The base images for this infrastructure are barely-modified OS installs. They have just enough installed that they can connect to a puppet server, get certificates, and puppetize on boot.

Note that, while most of PuppetAgain is intended to be easily replicated, the deployment system is probably not easily replicated, and is best left out of any external implementations.

Custom Facts, Functions, Types, and Providers

Custom code is documented in the page for the module that contains it. Code that doesn't have a more appropriate home is in shared.

Stages

Stages need to be defined globally in Puppet manifests, and this is done in manifests/stages.pp. The following stages are available, aside from 'main', the default stage.

  • network - This stage should handle any network related configurations for some specific cases (like AWS)
  • packagesetup - This stage should handle any preliminaries required for package installations, so that subsequent package installations do not need to require them explicitly.
  • users - This stage creates user accounts; while this is normally automatically required, the requirement doesn't work with the temporary 'darwinuser' type.

Nodes

manifests/nodes.pp defines all of the nodes the puppet masters recognize. Note that all nodes are defined for all masters. This file is a symlink to $org-nodes.pp, e.g., moco-nodes.pp. With this arrangement, each organization can make node changes without any risk to other organizations.

In anticipation of using an external node classifier (ENC), node definitions should only include classes - do not define any resources within nodes. In general, the included classes should be in the toplevel module.

Host-specific values are specified as node-scope variables, as these are easier to represent in an ENC. Such variables (including some Puppet gotchas) are described in node-scope variables.

Node definitions also specify a host's aspects, e.g., $aspects = [ 'staging' ].

Configuration

Per-organization configuration is read from manifests/config.pp, which is a symlink to $org-config.pp, similar to that for nodes. The config.pp file defines a "config" class that inherits from "config::base". It is free to express the configuration using any mechanism available to puppet. For some organizations, simple puppet literals will do, while more complex organizations will want to perform some more sophisticated automatic generation of configuration. See config for more.

Secrets and External Data

See ReleaseEngineering/PuppetAgain/Secrets and ReleaseEngineering/PuppetAgain/Extsync.

Data

Puppet deals with a lot of big files - packages, mostly. We don't want these in hg! They are instead managed as data. This means several big file trees available at http://repos/$treename and, from puppet, at puppet://$treename. See ReleaseEngineering/PuppetAgain/Data for details on what's available, how it is implemented, and some how-tos.

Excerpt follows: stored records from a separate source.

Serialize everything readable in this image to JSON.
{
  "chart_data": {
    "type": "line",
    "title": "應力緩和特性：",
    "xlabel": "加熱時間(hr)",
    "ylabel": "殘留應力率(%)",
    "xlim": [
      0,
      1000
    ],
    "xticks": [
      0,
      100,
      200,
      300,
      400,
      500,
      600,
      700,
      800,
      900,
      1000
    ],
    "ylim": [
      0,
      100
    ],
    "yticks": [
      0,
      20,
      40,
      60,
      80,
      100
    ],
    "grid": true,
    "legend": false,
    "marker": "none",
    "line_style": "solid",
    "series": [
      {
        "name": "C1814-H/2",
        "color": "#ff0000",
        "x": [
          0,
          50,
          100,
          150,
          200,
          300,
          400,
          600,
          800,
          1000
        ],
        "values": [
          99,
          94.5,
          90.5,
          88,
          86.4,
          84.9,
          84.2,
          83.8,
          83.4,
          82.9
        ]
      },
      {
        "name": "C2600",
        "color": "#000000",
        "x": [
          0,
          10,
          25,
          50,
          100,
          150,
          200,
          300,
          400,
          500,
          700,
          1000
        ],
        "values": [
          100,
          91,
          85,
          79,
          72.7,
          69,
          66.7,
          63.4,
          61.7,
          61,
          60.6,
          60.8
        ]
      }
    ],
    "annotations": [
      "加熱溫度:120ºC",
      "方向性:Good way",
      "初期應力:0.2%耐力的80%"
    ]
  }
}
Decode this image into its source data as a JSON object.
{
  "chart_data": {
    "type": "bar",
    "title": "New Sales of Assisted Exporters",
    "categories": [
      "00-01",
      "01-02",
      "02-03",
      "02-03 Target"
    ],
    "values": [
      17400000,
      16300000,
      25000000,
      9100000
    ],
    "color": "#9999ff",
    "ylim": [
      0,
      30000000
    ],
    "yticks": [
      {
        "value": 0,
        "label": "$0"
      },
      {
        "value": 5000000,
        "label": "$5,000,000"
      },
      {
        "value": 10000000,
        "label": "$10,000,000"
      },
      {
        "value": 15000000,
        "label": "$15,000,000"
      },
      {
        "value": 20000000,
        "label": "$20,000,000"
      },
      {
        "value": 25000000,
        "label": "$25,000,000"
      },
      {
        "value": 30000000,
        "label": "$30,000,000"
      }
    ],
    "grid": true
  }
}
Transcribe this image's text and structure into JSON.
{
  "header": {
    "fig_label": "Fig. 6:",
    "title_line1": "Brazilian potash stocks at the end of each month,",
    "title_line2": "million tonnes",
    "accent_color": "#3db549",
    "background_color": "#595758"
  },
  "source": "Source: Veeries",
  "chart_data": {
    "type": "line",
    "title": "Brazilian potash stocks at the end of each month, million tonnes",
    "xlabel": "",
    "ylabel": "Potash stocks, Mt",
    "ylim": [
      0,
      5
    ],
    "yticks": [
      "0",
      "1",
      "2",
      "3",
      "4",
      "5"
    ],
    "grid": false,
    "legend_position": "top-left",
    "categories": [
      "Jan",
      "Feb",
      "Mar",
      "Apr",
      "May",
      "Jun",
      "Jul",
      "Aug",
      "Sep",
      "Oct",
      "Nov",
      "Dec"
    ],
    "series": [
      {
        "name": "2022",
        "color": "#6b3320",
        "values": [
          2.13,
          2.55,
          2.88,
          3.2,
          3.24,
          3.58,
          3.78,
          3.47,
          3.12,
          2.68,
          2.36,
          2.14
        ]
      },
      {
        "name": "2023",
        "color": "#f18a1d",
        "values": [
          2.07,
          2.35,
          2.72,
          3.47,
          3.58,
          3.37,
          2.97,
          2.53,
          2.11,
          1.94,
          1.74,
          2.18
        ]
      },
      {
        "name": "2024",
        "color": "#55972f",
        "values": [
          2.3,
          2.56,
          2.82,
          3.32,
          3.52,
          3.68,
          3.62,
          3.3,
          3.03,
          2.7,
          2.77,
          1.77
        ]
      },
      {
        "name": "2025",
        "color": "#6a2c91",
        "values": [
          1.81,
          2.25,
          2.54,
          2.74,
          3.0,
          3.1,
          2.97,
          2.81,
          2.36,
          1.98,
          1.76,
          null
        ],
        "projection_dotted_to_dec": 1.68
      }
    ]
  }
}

This data is available outside of Mozilla via HTTP and rsync at http://puppetagain.pub.build.mozilla.org/data and rsync://puppetagain.pub.build.mozilla.org/data.

Packages

See ReleaseEngineering/PuppetAgain/Packages for information about proper handling of packages in PuppetAgain.

Aspects

Taking a page from Aspect Oriented Programming, PuppetAgain implements Aspect Oriented Puppet. Aspects cross-cut the concerns represented by the toplevel hierarchy. For example, whether a host is a staging host, whether it is loaned out, etc. See ReleaseEngineering/PuppetAgain/Aspects for details.

Source Code

The manifests are at https://github.com/mozilla/build-puppet.

History

Releng once used a puppet infrastructure based on Puppet-0.24.8, and manifests at http://hg.mozilla.org/build/puppet-manifests/. This had a few weaknesses:

  • lots of assumptions and fragile dependencies based on bugs in 0.24.8
  • very few modules - mostly manifest files, organized per slave type, rather than per service/purpose
  • many references to external files which are not as available as the repo itself
  • puppet manifests assume some manual ref-image steps; external exact reproduction is extremely difficult

Dustin started work on a new puppet deployment - chronicled at User:Djmitche/New Releng Puppet Infrastructure. That's this puppet.